In a normal year, I, and several other ACA nerds would be getting ready to start tracking ACA premium rate hikes. Initial filings are due in April, and the actuaries and plan designers have been looking at their 2019 experience with whatever information that 2020 could hint at to predict what costs and utilization would look like in 2021. If asked in the first week of January, I would expect, on average, for rates to have gone up by a fairly normal amount of inflation plus a point or two as there would have been no major policy shocks and the overpricing that happened in 2018 and 2019 is likely to have mostly worked its way out of the system with attendant large MLR rebates to be issued this fall.
HOWEVER, we’re not in normal times. COVID-19 will significantly mess up normal actuarial models.
Rates set for a future year are supposed to be sufficient to cover expected claims, administration, reserve accumulation as needed and produce a regular profit. They are not supposed to be used to make up for prior year losses. Prior year experience can be used however to inform revisions of estimates of utilization, costs and population profiles.
One of the big questions for all actuaries who are trying to figure out what type of rates to set for 2021 for any product line (Medicare Advantage, Medicaid Managed Care, Exchange, Employer Sponsored etc) is how elastic are services?
In 2020, utilization patterns were normal in January with a bit more flu than typical but it was well within normal variance, and lots of people getting their knees replaced, or shoulders repaired and the other 10,001 things that happen in hospitals. In February, normal utilization patterns were still happening. By the end of the month, some hospitals were starting to make initial plans to prepare for a COVID-19 surge. Some procedures were being diverted or cancelled. By early March, many hospitals had started to clear the decks in preperation for a crisis. My mom, the medical zebra, had four appointments scheduled for the 1st week of March. Two were cancelled outright, one became a virtual visit and the last one was an annual MRI that is needed to monitor the effects of previous surgery.

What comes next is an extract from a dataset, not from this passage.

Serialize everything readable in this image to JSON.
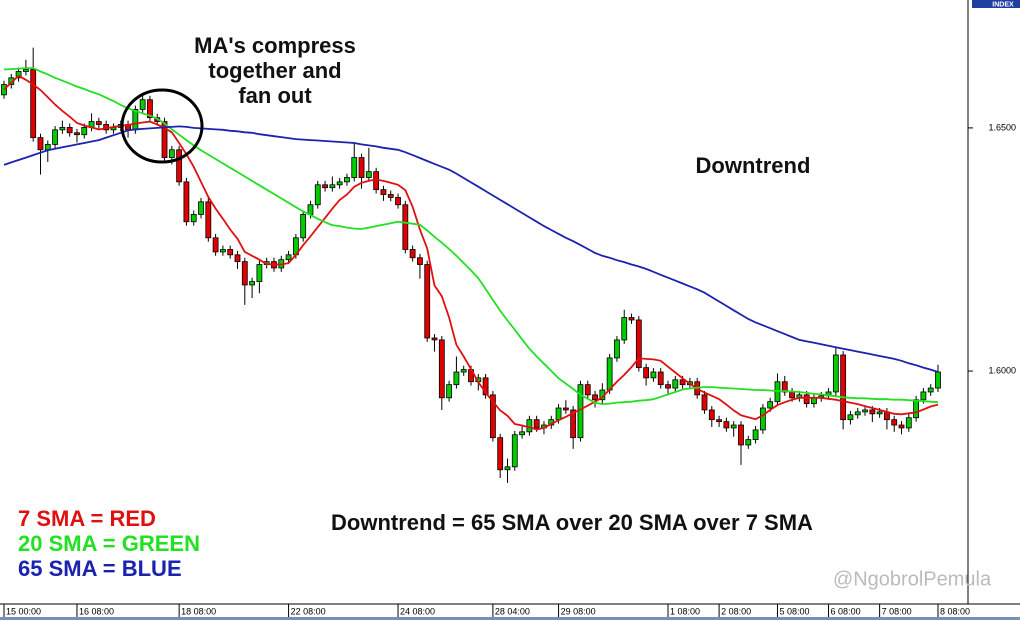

This was not uncommon but not widespread. By March 20th, the hospitals that had committed to pre-planning were as empty as they were going to be as they sent everyone home who could go home. And now, the COVID-19 surges are coming. And the surges are likely to come for weeks or months.
People who need critical care will still have a chance of getting critical care. People who need care that can be provided at a distance may still get that care. People who need pharmaceutical interventions may still get that care, but a lot of people who have legitimate care needs that is not life nor death important won’t get that care right now. The hospitals are at full tilt with COVID-19 and will be at full tilt for weeks or months.
The actuaries need to figure out, guestimate, project, open up and appropriately read goat entrails, how much utilization that normally would have happened this year and did not will happen next year.
This calculation will vary. Acute care for sprained ankles that is now being treated by a phone call and a recommendation to rest, ice, compress and elevate in May 2020 instead of an urgent care visit won’t show up in a January 2021 urgent care claim. Someone who would have had their knee replaced in July in a normal year is likely (assuming they are alive and healthy) have it replaced sometime in 2021 instead. Actuaries have to figure out how elastic subsets of claims are and project that into next year’s premiums. This is challenging as there is some literature on this but always on a far smaller scale. In the ACA context, the most optimistic actuary is likely to price too low even as the optimistic actuary is what will drive and shape the market.